This repository contains python scripts which will scrape r/Stocks, r/Investing, and r/StockMarket. The goal is to scrape comments where there has been a stock ticker identified within the comment. The goal is to find redditors who consistently suggest stocks which provide high returns.
I wrote a medium article which explains the inspiration behind this project. The article can be found in the link below.
https://medium.com/@adhamsuliman/redditors-vs-the-market-a0e0833081c1
In order to use this repo, users must create a reddit application. Felippe Rodrigues wrote a great article on how to go about getting those credentials. The link to that article is provided below.
https://www.storybench.org/how-to-scrape-reddit-with-python/
All the libraries used in this example can be installed using pip with the requirements.txt file included. Open any terminal or command prompt and type in the following line. Use conda install if working with a conda environment.
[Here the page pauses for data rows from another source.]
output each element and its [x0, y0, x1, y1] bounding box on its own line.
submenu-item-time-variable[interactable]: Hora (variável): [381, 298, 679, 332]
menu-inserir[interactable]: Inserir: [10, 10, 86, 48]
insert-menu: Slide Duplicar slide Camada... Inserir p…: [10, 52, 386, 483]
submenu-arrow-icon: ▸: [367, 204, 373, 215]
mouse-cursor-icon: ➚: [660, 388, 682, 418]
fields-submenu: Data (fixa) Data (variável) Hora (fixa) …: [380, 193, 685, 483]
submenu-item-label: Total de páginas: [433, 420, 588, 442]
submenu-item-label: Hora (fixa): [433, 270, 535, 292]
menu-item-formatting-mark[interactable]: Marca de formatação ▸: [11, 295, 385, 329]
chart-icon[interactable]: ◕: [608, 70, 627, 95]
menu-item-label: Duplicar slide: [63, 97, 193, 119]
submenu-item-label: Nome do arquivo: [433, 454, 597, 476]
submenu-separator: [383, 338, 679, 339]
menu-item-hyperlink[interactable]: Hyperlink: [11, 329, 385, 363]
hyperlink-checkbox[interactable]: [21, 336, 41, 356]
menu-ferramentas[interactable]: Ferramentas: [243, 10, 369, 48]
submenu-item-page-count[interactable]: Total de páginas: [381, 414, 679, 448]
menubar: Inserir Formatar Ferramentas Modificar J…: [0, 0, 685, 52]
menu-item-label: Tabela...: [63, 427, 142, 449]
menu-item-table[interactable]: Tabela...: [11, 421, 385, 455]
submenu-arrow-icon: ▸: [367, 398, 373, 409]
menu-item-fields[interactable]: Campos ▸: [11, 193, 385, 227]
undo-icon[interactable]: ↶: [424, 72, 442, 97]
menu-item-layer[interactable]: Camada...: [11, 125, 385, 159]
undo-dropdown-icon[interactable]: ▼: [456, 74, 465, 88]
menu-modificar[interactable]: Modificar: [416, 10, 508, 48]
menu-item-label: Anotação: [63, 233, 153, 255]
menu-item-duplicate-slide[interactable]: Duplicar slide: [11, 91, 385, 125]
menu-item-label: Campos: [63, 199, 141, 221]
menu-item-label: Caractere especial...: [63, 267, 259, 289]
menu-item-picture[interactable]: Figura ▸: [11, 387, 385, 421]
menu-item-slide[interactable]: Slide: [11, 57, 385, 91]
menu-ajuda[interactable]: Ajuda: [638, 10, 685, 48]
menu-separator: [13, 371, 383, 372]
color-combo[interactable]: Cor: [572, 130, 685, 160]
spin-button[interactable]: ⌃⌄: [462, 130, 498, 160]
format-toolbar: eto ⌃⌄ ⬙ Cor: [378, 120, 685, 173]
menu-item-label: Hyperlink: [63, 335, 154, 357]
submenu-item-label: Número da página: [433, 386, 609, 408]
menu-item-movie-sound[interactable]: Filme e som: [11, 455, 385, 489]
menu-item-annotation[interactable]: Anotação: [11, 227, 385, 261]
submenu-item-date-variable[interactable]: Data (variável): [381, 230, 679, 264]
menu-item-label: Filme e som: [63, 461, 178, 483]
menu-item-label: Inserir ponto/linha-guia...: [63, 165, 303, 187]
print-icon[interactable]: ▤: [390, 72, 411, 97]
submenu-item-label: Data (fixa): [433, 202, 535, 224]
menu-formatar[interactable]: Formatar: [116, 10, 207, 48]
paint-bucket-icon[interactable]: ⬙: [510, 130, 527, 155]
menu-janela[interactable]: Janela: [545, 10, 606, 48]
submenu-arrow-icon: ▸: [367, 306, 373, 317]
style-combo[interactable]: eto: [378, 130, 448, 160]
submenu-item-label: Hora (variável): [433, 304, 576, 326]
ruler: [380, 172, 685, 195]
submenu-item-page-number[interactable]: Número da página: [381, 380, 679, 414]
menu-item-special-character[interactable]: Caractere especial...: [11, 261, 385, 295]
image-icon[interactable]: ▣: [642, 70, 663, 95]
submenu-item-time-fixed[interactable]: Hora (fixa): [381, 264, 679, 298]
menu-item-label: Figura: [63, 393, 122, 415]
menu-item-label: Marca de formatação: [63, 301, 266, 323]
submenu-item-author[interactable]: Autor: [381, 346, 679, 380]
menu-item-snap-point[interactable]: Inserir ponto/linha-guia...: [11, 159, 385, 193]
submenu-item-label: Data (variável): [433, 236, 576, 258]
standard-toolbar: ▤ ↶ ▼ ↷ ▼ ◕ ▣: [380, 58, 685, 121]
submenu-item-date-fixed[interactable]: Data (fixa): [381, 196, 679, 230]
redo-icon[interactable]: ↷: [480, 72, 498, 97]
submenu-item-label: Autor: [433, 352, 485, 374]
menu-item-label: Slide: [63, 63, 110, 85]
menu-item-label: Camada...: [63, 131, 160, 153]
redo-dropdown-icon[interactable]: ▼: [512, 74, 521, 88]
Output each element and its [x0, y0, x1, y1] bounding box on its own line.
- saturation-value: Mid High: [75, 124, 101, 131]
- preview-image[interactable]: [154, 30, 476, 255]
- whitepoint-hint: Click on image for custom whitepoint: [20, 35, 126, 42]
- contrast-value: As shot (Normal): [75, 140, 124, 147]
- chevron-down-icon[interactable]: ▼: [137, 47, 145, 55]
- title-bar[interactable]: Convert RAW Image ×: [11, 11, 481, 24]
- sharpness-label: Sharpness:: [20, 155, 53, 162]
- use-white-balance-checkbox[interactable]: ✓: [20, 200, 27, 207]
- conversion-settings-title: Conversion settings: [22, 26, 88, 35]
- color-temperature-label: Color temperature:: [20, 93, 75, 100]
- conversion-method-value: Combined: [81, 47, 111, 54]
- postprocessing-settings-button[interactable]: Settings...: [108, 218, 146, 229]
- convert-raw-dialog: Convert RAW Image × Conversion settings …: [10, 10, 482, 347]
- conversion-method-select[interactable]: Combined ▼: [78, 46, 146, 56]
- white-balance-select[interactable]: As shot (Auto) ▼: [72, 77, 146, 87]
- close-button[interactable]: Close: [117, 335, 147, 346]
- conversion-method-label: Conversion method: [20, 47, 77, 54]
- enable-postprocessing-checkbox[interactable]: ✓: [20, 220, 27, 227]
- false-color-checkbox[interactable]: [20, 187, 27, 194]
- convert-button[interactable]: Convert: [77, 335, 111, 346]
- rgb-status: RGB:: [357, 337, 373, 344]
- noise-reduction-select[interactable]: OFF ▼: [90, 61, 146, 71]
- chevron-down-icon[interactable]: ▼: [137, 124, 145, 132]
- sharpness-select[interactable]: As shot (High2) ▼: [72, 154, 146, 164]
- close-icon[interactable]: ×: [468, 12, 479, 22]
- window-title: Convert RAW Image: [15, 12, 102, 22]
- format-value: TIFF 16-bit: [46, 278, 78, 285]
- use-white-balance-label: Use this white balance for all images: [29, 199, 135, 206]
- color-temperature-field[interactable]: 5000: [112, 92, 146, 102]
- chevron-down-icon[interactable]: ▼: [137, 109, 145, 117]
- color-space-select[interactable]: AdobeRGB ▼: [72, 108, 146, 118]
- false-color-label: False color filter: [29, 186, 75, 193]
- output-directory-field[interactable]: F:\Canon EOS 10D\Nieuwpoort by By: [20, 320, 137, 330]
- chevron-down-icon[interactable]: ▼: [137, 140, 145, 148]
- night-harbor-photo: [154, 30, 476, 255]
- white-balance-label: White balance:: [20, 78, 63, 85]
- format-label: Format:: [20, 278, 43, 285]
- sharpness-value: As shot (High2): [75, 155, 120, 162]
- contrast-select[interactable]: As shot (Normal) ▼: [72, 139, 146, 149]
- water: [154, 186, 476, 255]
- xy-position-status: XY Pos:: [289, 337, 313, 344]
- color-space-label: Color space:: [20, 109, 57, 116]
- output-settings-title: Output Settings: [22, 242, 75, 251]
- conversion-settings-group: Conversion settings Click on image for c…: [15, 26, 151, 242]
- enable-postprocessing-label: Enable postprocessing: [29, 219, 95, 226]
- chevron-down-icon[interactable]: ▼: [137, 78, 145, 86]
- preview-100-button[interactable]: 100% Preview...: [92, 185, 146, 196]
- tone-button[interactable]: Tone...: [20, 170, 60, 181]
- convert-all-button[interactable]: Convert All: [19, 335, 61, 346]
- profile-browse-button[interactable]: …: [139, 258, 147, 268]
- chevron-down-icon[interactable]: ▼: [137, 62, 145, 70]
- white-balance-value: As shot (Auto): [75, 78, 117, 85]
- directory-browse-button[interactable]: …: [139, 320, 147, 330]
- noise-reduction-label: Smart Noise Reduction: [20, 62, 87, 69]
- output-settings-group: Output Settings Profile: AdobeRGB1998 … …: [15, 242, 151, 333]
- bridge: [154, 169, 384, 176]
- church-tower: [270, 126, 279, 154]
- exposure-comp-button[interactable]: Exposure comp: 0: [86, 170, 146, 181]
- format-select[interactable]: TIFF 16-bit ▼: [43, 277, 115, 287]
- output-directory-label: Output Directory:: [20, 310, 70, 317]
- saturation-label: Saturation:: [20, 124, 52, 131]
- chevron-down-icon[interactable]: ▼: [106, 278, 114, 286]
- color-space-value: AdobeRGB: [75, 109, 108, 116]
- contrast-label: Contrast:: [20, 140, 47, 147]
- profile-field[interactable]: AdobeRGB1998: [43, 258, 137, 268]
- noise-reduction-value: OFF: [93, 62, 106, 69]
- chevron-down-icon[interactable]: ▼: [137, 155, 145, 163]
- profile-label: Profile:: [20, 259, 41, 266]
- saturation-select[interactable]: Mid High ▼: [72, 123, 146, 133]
pip install requirements.txt
-
Scrape Reddit
- Scrape new posts for r/stocks, r/investing, r/stockmarket.
- If a new user is identified when scraping, scrape all of that user's comments.
- Use Named Entity Recogntion (NER) to identify stocks within comments
- Use vader sentiment to determine how positive a comment is.
-
Find stock prices
- Use yfinance to pull data for all stocks found.
- Calculate the return if a redditor had bought one share the day that he/she posted the initial commment.
- Calculate the average daily return by comment where only the number of weekdays are taken into consideration.
- Find the average daily return by user.
There is a dashboard which looks at this data which can be found in the following link. https://datastudio.google.com/reporting/7d5c20ed-b6a6-4162-81ba-062bf869c5c0/page/z9ScB
The table on the top right list redditors with the number of comments found with a ticker in it and the average daily return of all their picks since the day of each comment. There are multiple filters that can be used for the table on the bottom half of the page. The filters available include by date range, by redditor, by stock, and by comment positivity. The positivity score was pulled using the vader sentiment module which was trained on a large twitter corpus.
This line graph looks at ticker mention by day. Users can filter by date range, ticker, redditor, and comment positivity.
This table aims to identify who was the first redditor to mention a certain ticker. A disclaimer to note is that the scraper is only run on the top comments for 2020, and it has been scraping all new posts on r/stocks, r/investing, and r/stockmarket since late August.